National Grid will share some of the excess cash it has made from electricity cables to Europe ahead of schedule as regulator Ofgem and others try to help keep bills pushed down.
The company said it will pay £200 million to consumers over the next two years – ahead of the schedules originally set.
The grid operator would have to pay the money anyway as it is part of the deal it signed with Ofgem, but this way the money comes to customers earlier, it said.
“While National Grid’s impact on customer bills is relatively small, we strive every day to keep our costs as low as possible,” said its boss John Pettigrew.
“Given how challenging the current rise in overall energy costs is for people across the country, we want to play our part in helping reduce consumer bills.”
The cash comes from cables that connect France, Belgium and Norway with the British power grid.
It means that when French electricity generators produce more than their customers can use, they can sell their excess to households in Britain.
Meanwhile, when British wind turbines spin more than British households have use for, that gets sold back to the French.
National Grid is not allowed to make more than a certain amount of money from its cables, so excess has to be paid back to consumers.
The balance is normally settled every five years, but an unprecedented crisis in the energy markets meant the company and Ofgem thought it wise to make the payments earlier.
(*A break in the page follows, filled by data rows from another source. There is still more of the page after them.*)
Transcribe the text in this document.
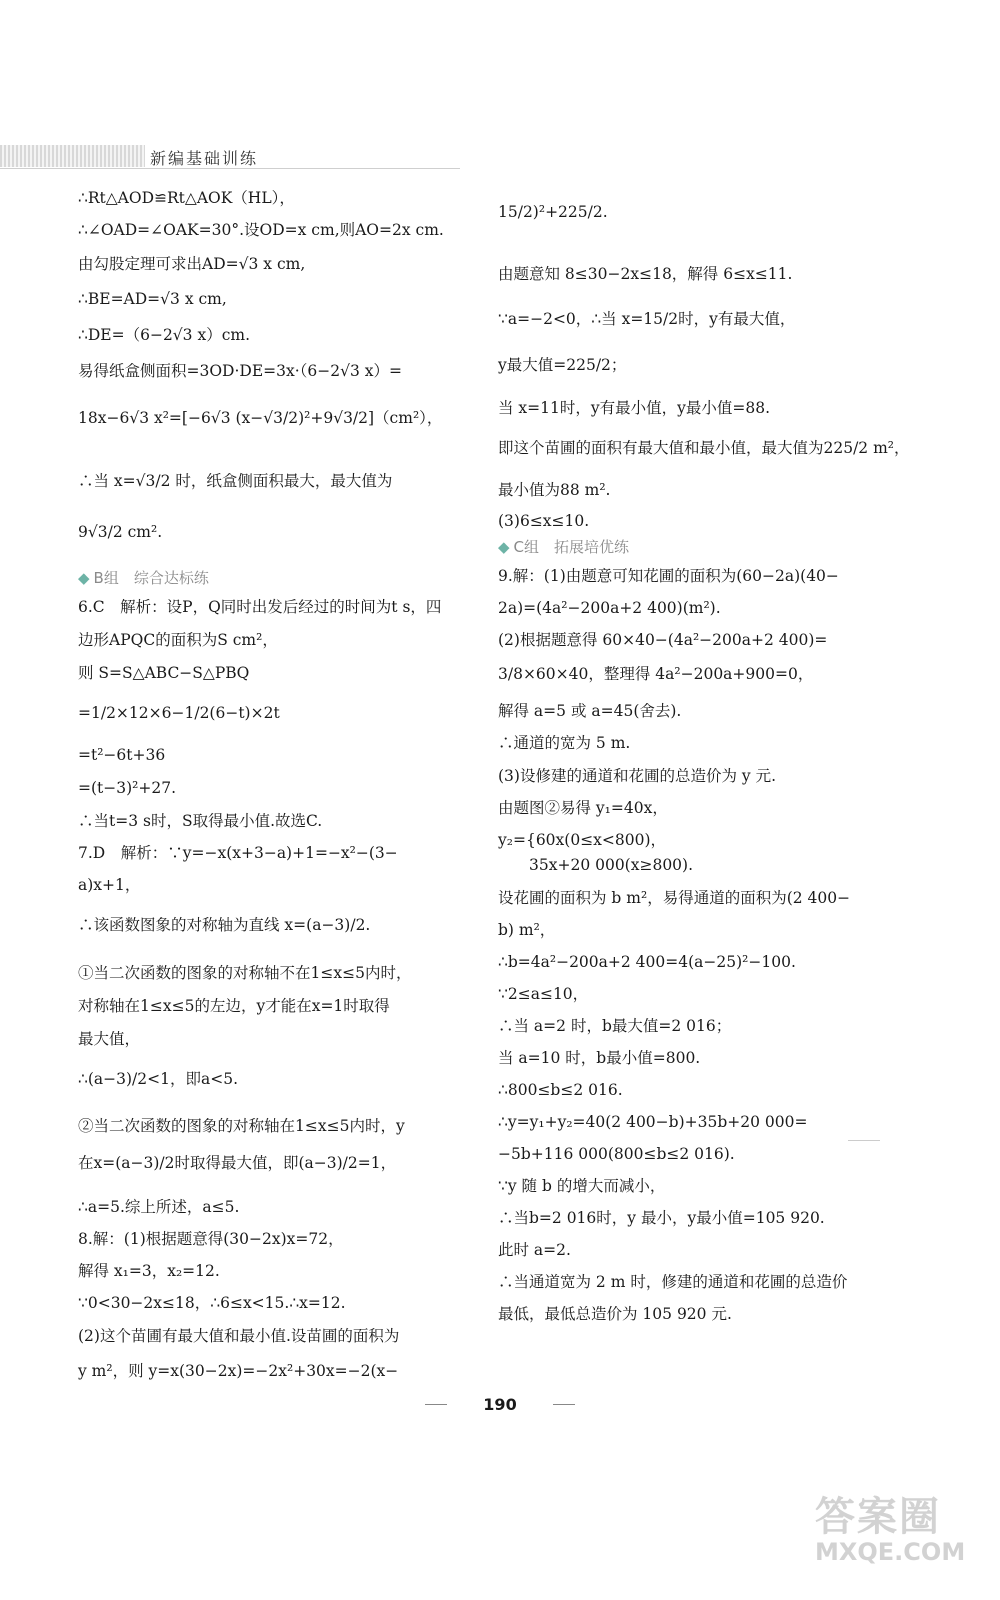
新编基础训练
∴Rt△AOD≌Rt△AOK（HL），
∴∠OAD=∠OAK=30°.设OD=x cm,则AO=2x cm.
由勾股定理可求出AD=√3 x cm,
∴BE=AD=√3 x cm,
∴DE=（6−2√3 x）cm.
易得纸盒侧面积=3OD·DE=3x·（6−2√3 x）=
18x−6√3 x²=[−6√3 (x−√3/2)²+9√3/2]（cm²），
∴当 x=√3/2 时，纸盒侧面积最大，最大值为
9√3/2 cm².
◆ B组　综合达标练
6.C　解析：设P，Q同时出发后经过的时间为t s，四
边形APQC的面积为S cm²，
则 S=S△ABC−S△PBQ
=1/2×12×6−1/2(6−t)×2t
=t²−6t+36
=(t−3)²+27.
∴当t=3 s时，S取得最小值.故选C.
7.D　解析：∵y=−x(x+3−a)+1=−x²−(3−
a)x+1，
∴该函数图象的对称轴为直线 x=(a−3)/2.
①当二次函数的图象的对称轴不在1≤x≤5内时，
对称轴在1≤x≤5的左边，y才能在x=1时取得
最大值，
∴(a−3)/2<1，即a<5.
②当二次函数的图象的对称轴在1≤x≤5内时，y
在x=(a−3)/2时取得最大值，即(a−3)/2=1，
∴a=5.综上所述，a≤5.
8.解：(1)根据题意得(30−2x)x=72，
解得 x₁=3，x₂=12.
∵0<30−2x≤18，∴6≤x<15.∴x=12.
(2)这个苗圃有最大值和最小值.设苗圃的面积为
y m²，则 y=x(30−2x)=−2x²+30x=−2(x−
15/2)²+225/2.
由题意知 8≤30−2x≤18，解得 6≤x≤11.
∵a=−2<0，∴当 x=15/2时，y有最大值，
y最大值=225/2；
当 x=11时，y有最小值，y最小值=88.
即这个苗圃的面积有最大值和最小值，最大值为225/2 m²，
最小值为88 m².
(3)6≤x≤10.
◆ C组　拓展培优练
9.解：(1)由题意可知花圃的面积为(60−2a)(40−
2a)=(4a²−200a+2 400)(m²).
(2)根据题意得 60×40−(4a²−200a+2 400)=
3/8×60×40，整理得 4a²−200a+900=0，
解得 a=5 或 a=45(舍去).
∴通道的宽为 5 m.
(3)设修建的通道和花圃的总造价为 y 元.
由题图②易得 y₁=40x，
y₂={60x(0≤x<800)，
　　35x+20 000(x≥800).
设花圃的面积为 b m²，易得通道的面积为(2 400−
b) m²，
∴b=4a²−200a+2 400=4(a−25)²−100.
∵2≤a≤10，
∴当 a=2 时，b最大值=2 016；
当 a=10 时，b最小值=800.
∴800≤b≤2 016.
∴y=y₁+y₂=40(2 400−b)+35b+20 000=
−5b+116 000(800≤b≤2 016).
∵y 随 b 的增大而减小，
∴当b=2 016时，y 最小，y最小值=105 920.
此时 a=2.
∴当通道宽为 2 m 时，修建的通道和花圃的总造价
最低，最低总造价为 105 920 元.
190
答案圈
MXQE.COM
“This early payment of £200 million ensures consumers get value for money sooner from our regulatory framework,” said Jonathan Brearley, the chief executive of Ofgem.
“Our regulatory approach for interconnectors not only protects the interests of consumers, but it also promotes new investment in affordable, modern energy infrastructure.”
He added: “We’re now working at pace to ensure this money is returned to the consumer in the fastest and most impactful way.”
The agreement comes just days after Prime Minister Boris Johnson said it is “insane” that Britain is “mainlining energy from France”, without mentioning the energy that Britain sends in the other direction.